Personally I believe that the more best practices you learn and the more you use, the more likely it is that your system will be secure. I am pretty sure running a perimeter firewall has advantages. Pretty sure that running up to date distro is helpful. Running all items in lowest level needed to get job done is good. Not installing any program or service that you don't need is helpful. Enable SElinux is always better I'd think. Going to known or suspected bad sites won't help. Leaving physical access open isn't good. Strong passwords or certificates is useful.

A ton of helpful tips exist on Enterprise level OS sites as well as tech sites. I don't agree with some of them too.

I guess you mean me. Oh really? I am not computer nefarious. I am real life notorious though. Click on my about me I guess to get the idea. I looked at yours and we seem to have common traits. Though I am probably a amateur maybe compared to you.

I am always amused when folks make judgment calls from their own private Idaho on what others do with with their personal computers. I know I did say shady in my previous post. But that was artistic licensing there talking.

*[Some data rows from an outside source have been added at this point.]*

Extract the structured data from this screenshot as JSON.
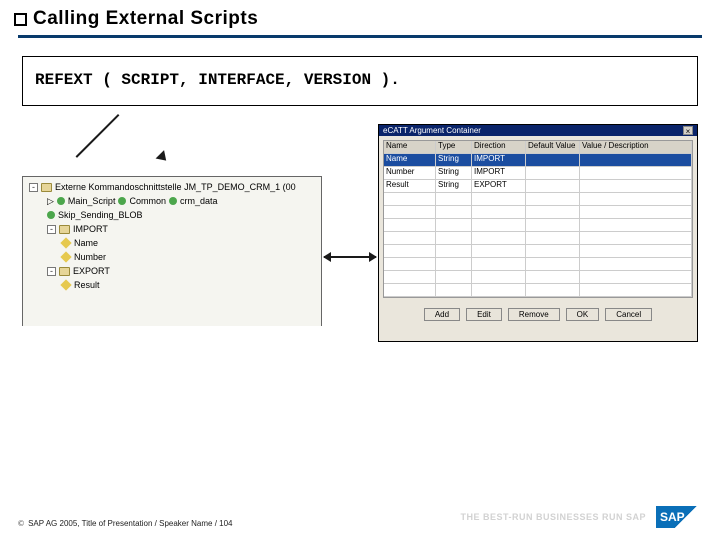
{
  "title": "Calling External Scripts",
  "code_line": "REFEXT ( SCRIPT, INTERFACE, VERSION ).",
  "tree": {
    "root_label": "Externe Kommandoschnittstelle JM_TP_DEMO_CRM_1 (00",
    "main_script_prefix": "Main_Script",
    "main_script_mid": "Common",
    "main_script_suffix": "crm_data",
    "skip_sending": "Skip_Sending_BLOB",
    "import_label": "IMPORT",
    "import_item1": "Name",
    "import_item2": "Number",
    "export_label": "EXPORT",
    "export_item1": "Result"
  },
  "dialog": {
    "title": "eCATT Argument Container",
    "headers": {
      "c1": "Name",
      "c2": "Type",
      "c3": "Direction",
      "c4": "Default Value",
      "c5": "Value / Description"
    },
    "rows": [
      {
        "c1": "Name",
        "c2": "String",
        "c3": "IMPORT",
        "c4": "",
        "c5": ""
      },
      {
        "c1": "Number",
        "c2": "String",
        "c3": "IMPORT",
        "c4": "",
        "c5": ""
      },
      {
        "c1": "Result",
        "c2": "String",
        "c3": "EXPORT",
        "c4": "",
        "c5": ""
      }
    ],
    "buttons": [
      "Add",
      "Edit",
      "Remove",
      "OK",
      "Cancel"
    ]
  },
  "footer": {
    "copyright_symbol": "©",
    "text": "SAP AG 2005, Title of Presentation / Speaker Name / 104",
    "tagline": "THE BEST-RUN BUSINESSES RUN SAP",
    "logo": "SAP"
  }
}
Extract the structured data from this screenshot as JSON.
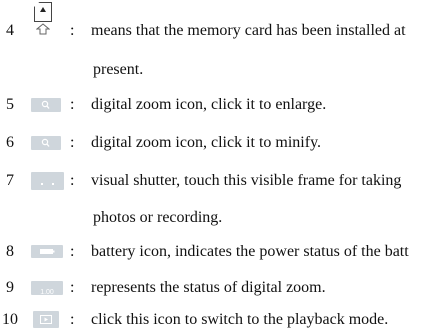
{
  "items": [
    {
      "number": "4",
      "icon": "sd-card-icon",
      "lines": [
        "means that the memory card has been installed at",
        "present."
      ]
    },
    {
      "number": "5",
      "icon": "zoom-in-icon",
      "lines": [
        "digital zoom icon, click it to enlarge."
      ]
    },
    {
      "number": "6",
      "icon": "zoom-out-icon",
      "lines": [
        "digital zoom icon, click it to minify."
      ]
    },
    {
      "number": "7",
      "icon": "shutter-frame-icon",
      "lines": [
        "visual shutter, touch this visible frame for taking",
        "photos or recording."
      ]
    },
    {
      "number": "8",
      "icon": "battery-icon",
      "lines": [
        "battery icon, indicates the power status of the batt"
      ]
    },
    {
      "number": "9",
      "icon": "zoom-level-icon",
      "icon_text": "1.00",
      "lines": [
        "represents the status of digital zoom."
      ]
    },
    {
      "number": "10",
      "icon": "playback-icon",
      "lines": [
        "click this icon to switch to the playback mode."
      ]
    }
  ],
  "separator": ":",
  "colors": {
    "icon_background": "#cfd6dc",
    "text": "#111111"
  }
}
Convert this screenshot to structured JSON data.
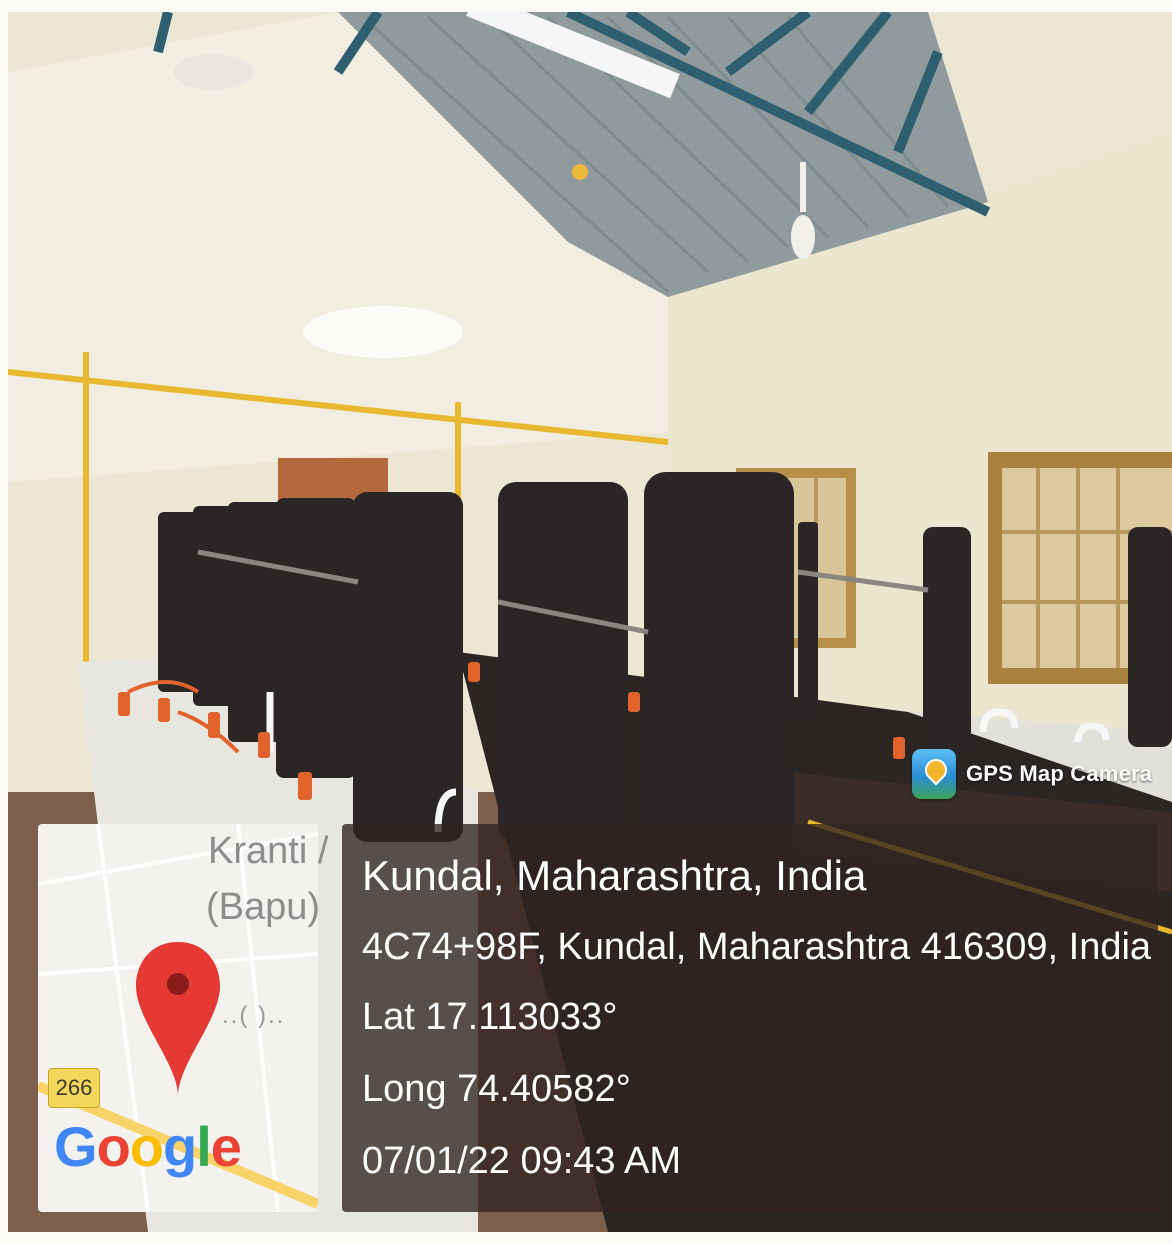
{
  "overlay": {
    "app_name": "GPS Map Camera",
    "app_icon": "gps-map-camera-icon",
    "map": {
      "place_label_1": "Kranti /",
      "place_label_2": "(Bapu)",
      "place_label_3": "..(   )..",
      "road_number": "266",
      "logo_text": "Google",
      "pin_icon": "map-pin-icon",
      "logo_colors": [
        "#4285F4",
        "#EA4335",
        "#FBBC05",
        "#4285F4",
        "#34A853",
        "#EA4335"
      ]
    },
    "info": {
      "place": "Kundal, Maharashtra, India",
      "address": "4C74+98F, Kundal, Maharashtra 416309, India",
      "latitude": "Lat 17.113033°",
      "longitude": "Long 74.40582°",
      "datetime": "07/01/22 09:43 AM"
    }
  },
  "colors": {
    "wall": "#ece8d6",
    "roof": "#8e9a9a",
    "truss": "#2f5e6e",
    "gas_pipe": "#e8b830",
    "bench_dark": "#2b2626",
    "bench_top": "#e6e4de",
    "window_frame": "#b88f4a",
    "info_panel": "#302320",
    "map_pin": "#e53935"
  }
}
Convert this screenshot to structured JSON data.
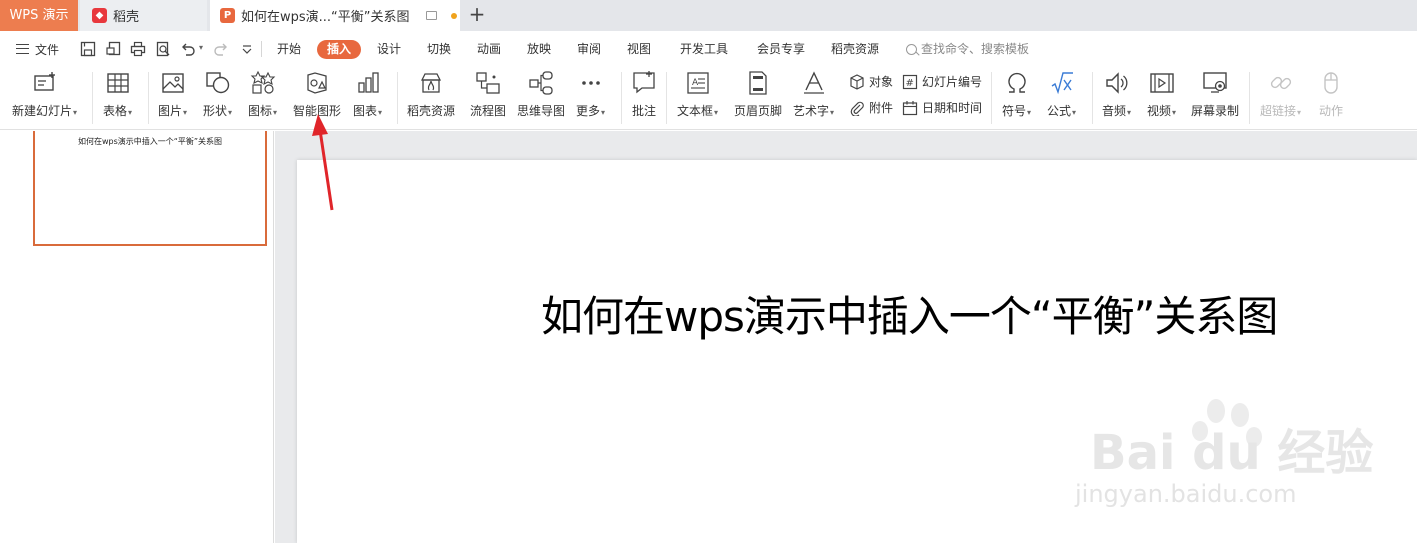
{
  "tabs": {
    "app": "WPS 演示",
    "doker": "稻壳",
    "document": "如何在wps演...“平衡”关系图",
    "add": "+"
  },
  "menu": {
    "file": "文件",
    "items": [
      "开始",
      "插入",
      "设计",
      "切换",
      "动画",
      "放映",
      "审阅",
      "视图",
      "开发工具",
      "会员专享",
      "稻壳资源"
    ],
    "active": "插入",
    "search": "查找命令、搜索模板"
  },
  "ribbon": {
    "new_slide": "新建幻灯片",
    "table": "表格",
    "picture": "图片",
    "shape": "形状",
    "icon": "图标",
    "smartart": "智能图形",
    "chart": "图表",
    "doker_res": "稻壳资源",
    "flowchart": "流程图",
    "mindmap": "思维导图",
    "more": "更多",
    "comment": "批注",
    "textbox": "文本框",
    "header_footer": "页眉页脚",
    "wordart": "艺术字",
    "object": "对象",
    "attachment": "附件",
    "slide_number": "幻灯片编号",
    "date_time": "日期和时间",
    "symbol": "符号",
    "formula": "公式",
    "audio": "音频",
    "video": "视频",
    "screen_record": "屏幕录制",
    "hyperlink": "超链接",
    "action": "动作"
  },
  "slide": {
    "title": "如何在wps演示中插入一个“平衡”关系图"
  },
  "watermark": {
    "brand": "Bai du 经验",
    "url": "jingyan.baidu.com"
  },
  "colors": {
    "accent": "#e8683e",
    "app_tab": "#ed7d4f",
    "arrow": "#e0252a"
  }
}
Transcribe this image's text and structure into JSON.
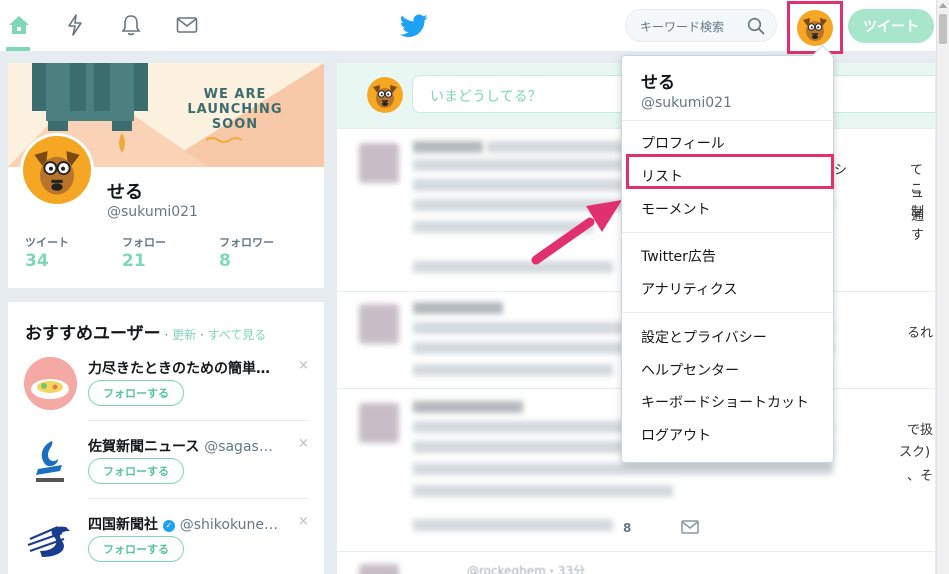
{
  "topbar": {
    "nav": [
      {
        "name": "home",
        "icon": "home-icon",
        "active": true
      },
      {
        "name": "moments",
        "icon": "lightning-icon"
      },
      {
        "name": "notifications",
        "icon": "bell-icon"
      },
      {
        "name": "messages",
        "icon": "envelope-icon"
      }
    ],
    "logo_icon": "twitter-bird-icon",
    "search_placeholder": "キーワード検索",
    "tweet_button": "ツイート",
    "accent": "#7fd7b8",
    "highlight": "#e0306e"
  },
  "profile": {
    "banner_text": [
      "WE ARE",
      "LAUNCHING",
      "SOON"
    ],
    "name": "せる",
    "handle": "@sukumi021",
    "stats": [
      {
        "label": "ツイート",
        "value": "34"
      },
      {
        "label": "フォロー",
        "value": "21"
      },
      {
        "label": "フォロワー",
        "value": "8"
      }
    ]
  },
  "recommend": {
    "title": "おすすめユーザー",
    "sep": " · ",
    "refresh": "更新",
    "view_all": "すべて見る",
    "follow_label": "フォローする",
    "close": "×",
    "users": [
      {
        "name": "力尽きたときのための簡単…",
        "handle": ""
      },
      {
        "name": "佐賀新聞ニュース",
        "handle": "@sagas…"
      },
      {
        "name": "四国新聞社",
        "handle": "@shikokune…",
        "verified": true
      }
    ]
  },
  "timeline": {
    "compose_placeholder": "いまどうしてる？",
    "visible_fragments": {
      "count": "8",
      "t1_right": [
        "シ",
        "てこ",
        "ュ制",
        "通す"
      ],
      "t2_right": [
        "るれ"
      ],
      "t3_right": [
        "で扱",
        "スク)",
        "、そ"
      ],
      "t4_meta": "@rockeghem・33分"
    }
  },
  "menu": {
    "name": "せる",
    "handle": "@sukumi021",
    "groups": [
      [
        "プロフィール",
        "リスト",
        "モーメント"
      ],
      [
        "Twitter広告",
        "アナリティクス"
      ],
      [
        "設定とプライバシー",
        "ヘルプセンター",
        "キーボードショートカット",
        "ログアウト"
      ]
    ],
    "highlighted_item": "リスト"
  }
}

In case someone had a shady agenda of their own. You know. When google search brings in a look see into this thread.

Edit: I did at least provide links as a courtesy to people reading this thread also on distros that I personally use to get the results I want.

You should probably do a little research for yourself before making such sweeping ill-informed generalisations.

1 members found this post helpful.

Most malware are delivered via web ie javascript, runs regardless of OS. It can see see the entire contents of home folder and beyond. It can see the decrypted home partition while user is logged in. Encrypting at file-level on the other hand is too inconvenient. So is X desktop environment.

It truly is hard to secure a connected device.